Each issue starts by showing its ending and then goes back to the beginning and tells the story until it meets with the ending again. This twist to storytelling I fell in love with. The overall story is a series of misadventures by both parties, and those endings up front provided a puzzle I happily took the time to unravel. In many ways these intros made me more excited to see how the story caught up to that point than I would be if the issue simply started at the beginning.
This book is filled with nerd references. Some are rather obvious like the classic Star Wars line, “I have a bad feeling about this,” while others are more obscure such as the involvement of a kill screen. Double Jumpers avoids going into reference overload, but like Ready Player One or Paul, I was in on the jokes and loving every reference dropped. Double Jumpers isn't afraid to rip into the fantasy genre or video game medium either. Writer Dave Dwonch and artist Bill Blankenship are clearly in on the joke of how cookie cutter these stories and games usually are by their use of them in this tale and how the characters constantly poke fun at them.
This book looks fantastic. Blankenship outdid himself on bringing these wacky and over-the-top scenarios to life and making the fantasy world stand out despite it being closely tied to stereotypes. The comic does have some issues with consistency where certain names or figures are cited early on and altered as the issues progress. While a little sloppy, given the comic is a joyride, these secondary details are easily forgiven.
There is quite a bit of gender play in Double Jumpers, which I thought I'd address a bit. Milo and Maxine constantly bicker, because Milo is that stereotypical sexist a--hole who offends everyone he can; however, Milo finds himself the butt of his own jokes when he accidentally selects to play the game's Smurfette, Sela the thief. Milo getting flustered by the way he programmed the NPCs to treat female characters is entertaining in a revenge sort of way, as all his fake geek girl crap is shoved back in his face. Similarly with Maxine's body in the modern world inhabited by Mongo the barbarian and Milo's by Sela, there is a lot of crossgender fun to be had.
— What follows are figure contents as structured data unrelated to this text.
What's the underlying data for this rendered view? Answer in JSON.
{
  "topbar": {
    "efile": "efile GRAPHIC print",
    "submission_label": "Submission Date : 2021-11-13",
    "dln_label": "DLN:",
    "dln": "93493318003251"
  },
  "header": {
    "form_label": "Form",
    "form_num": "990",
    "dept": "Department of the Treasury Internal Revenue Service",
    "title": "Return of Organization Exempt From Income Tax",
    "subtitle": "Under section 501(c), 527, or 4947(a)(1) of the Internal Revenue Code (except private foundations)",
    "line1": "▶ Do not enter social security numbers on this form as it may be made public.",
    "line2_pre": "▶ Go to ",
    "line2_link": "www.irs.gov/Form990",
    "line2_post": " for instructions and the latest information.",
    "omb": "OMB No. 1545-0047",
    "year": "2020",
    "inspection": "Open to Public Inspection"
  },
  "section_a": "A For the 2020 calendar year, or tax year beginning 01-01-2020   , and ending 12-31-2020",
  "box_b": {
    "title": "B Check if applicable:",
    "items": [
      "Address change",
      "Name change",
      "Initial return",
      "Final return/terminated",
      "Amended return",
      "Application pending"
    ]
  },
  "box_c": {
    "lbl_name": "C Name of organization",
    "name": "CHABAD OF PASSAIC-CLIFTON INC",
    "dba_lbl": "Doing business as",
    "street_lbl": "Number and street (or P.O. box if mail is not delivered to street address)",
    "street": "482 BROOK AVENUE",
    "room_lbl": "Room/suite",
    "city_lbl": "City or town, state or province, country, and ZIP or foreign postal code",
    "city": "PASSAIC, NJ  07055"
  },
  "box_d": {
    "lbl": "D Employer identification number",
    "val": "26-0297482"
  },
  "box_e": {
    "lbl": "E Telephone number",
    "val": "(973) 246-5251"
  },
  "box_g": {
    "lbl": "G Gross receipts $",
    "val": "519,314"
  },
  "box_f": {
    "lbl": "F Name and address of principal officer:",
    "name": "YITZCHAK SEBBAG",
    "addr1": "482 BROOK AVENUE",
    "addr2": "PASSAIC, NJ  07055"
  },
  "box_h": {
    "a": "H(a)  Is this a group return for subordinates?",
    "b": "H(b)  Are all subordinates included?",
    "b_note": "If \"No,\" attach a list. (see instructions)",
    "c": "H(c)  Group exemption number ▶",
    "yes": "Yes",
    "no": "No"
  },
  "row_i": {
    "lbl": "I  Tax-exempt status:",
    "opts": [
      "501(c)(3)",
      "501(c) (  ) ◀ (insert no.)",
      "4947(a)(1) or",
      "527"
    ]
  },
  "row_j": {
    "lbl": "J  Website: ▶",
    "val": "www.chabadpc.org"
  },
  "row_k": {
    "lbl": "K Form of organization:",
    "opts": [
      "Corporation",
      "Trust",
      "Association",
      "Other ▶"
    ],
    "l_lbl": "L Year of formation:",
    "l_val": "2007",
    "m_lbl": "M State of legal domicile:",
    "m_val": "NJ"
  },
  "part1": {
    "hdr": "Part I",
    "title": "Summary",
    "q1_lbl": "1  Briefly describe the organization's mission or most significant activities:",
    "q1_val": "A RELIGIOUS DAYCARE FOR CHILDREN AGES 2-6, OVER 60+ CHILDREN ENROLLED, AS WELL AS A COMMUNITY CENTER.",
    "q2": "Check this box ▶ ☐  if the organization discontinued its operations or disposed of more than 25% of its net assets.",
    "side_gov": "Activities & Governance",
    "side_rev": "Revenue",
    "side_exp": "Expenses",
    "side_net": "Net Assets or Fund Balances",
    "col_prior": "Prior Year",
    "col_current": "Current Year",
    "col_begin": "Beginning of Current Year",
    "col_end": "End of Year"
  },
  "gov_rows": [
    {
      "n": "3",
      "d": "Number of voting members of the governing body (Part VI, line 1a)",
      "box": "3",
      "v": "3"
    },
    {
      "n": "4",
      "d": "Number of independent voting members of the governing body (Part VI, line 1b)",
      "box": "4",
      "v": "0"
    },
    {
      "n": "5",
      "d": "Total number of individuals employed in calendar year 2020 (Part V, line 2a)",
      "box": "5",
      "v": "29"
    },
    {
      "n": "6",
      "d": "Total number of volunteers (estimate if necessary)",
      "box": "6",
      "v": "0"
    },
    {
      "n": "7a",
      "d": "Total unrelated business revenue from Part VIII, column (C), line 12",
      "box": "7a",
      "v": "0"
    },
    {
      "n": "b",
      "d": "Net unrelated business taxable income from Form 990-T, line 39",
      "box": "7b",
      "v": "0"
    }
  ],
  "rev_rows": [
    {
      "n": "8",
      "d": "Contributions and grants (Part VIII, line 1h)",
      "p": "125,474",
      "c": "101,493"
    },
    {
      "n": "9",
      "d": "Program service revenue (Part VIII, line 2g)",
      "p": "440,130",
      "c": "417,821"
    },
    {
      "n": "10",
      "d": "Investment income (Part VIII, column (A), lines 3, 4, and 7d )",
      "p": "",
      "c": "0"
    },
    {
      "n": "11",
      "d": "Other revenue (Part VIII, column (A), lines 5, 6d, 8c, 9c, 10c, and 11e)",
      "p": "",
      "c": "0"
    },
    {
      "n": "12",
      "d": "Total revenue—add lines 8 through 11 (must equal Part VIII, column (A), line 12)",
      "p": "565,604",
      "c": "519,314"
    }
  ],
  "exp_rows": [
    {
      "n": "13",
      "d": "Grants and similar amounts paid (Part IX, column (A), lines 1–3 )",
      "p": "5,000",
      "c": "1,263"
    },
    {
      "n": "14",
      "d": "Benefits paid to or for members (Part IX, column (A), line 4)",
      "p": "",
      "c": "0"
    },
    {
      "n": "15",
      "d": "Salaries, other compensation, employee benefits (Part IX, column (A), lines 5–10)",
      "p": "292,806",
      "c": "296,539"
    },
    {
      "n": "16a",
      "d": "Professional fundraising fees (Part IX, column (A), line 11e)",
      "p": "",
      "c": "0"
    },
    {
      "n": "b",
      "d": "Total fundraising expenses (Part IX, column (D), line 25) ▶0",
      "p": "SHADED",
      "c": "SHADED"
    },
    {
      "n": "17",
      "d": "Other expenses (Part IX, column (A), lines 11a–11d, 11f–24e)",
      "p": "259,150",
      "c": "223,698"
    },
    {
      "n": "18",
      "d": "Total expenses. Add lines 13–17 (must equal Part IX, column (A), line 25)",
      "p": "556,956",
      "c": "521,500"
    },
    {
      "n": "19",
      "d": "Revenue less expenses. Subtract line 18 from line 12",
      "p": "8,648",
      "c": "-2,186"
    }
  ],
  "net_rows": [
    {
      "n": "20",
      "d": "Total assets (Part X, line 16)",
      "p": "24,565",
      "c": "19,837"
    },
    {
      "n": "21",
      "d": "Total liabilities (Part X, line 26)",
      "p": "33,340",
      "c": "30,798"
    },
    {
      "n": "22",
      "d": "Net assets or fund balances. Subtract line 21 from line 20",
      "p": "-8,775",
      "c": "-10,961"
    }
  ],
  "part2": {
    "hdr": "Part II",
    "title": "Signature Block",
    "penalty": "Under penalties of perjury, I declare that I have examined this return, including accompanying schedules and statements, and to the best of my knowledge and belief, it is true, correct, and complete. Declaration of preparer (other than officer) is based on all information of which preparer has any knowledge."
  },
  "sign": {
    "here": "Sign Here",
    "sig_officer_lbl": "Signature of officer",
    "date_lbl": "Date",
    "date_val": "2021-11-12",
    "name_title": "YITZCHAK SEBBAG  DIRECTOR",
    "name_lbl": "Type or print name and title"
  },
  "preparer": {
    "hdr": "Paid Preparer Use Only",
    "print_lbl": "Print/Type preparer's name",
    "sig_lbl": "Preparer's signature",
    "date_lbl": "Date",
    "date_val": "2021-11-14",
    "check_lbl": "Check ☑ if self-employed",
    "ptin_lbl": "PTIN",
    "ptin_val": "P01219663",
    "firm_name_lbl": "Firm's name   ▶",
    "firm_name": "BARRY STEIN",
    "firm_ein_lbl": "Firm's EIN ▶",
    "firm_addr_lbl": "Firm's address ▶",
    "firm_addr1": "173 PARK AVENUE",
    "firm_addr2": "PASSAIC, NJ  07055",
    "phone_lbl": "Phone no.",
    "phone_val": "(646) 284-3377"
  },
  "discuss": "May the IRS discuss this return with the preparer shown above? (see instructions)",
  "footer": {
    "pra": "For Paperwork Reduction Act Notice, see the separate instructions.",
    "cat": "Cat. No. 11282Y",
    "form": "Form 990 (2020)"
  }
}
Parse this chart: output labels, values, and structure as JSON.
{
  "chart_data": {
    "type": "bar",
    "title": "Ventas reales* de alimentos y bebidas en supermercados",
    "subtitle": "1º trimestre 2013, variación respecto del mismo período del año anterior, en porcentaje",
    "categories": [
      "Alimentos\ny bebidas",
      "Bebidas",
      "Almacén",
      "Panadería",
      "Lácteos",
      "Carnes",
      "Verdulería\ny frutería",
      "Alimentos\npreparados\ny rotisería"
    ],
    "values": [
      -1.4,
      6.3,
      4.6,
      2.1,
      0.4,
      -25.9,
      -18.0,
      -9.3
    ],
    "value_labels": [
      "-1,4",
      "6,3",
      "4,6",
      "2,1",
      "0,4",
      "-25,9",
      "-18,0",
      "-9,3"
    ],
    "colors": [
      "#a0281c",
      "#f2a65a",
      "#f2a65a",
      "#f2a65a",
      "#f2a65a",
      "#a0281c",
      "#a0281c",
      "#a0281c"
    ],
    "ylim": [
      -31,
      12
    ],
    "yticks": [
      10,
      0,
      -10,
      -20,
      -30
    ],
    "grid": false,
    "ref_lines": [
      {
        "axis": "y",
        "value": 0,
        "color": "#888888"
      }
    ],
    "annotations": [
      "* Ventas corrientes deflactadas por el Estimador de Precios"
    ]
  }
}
The genderf---ery here is played straight (heh) with Mongo in Maxine's body behaving as the violent barbarian would, obsessed with fighting, food, ale, and women, and Sela in Milo's body unapologetically conniving and slutty. This book doesn't shy away from setting up seemingly gay romance scenes even though the actual participants are straight, excepting their temporary bodies. I could see the characters' behavior offending some readers, but their actions are so over the top I was entertained more than offended. Even when matters turn a little, shall we say, queer, it didn't feel like the creators were making fun of LGBT folks so much as having fun with the crisscrossing of genders for the sake of it and making some statements regarding how women are treated in geek culture and how gender is viewed in our society.
As another play on the gamers trapped in a game world genre, Double Jumpers is really good and a fun, solid title that had me grinning and cackling with glee throughout my read. The first three issues of Double Jumpers can be purchased over at Action Lab's website with the collected volume of all four issues of Volume 1 to be out later on this month.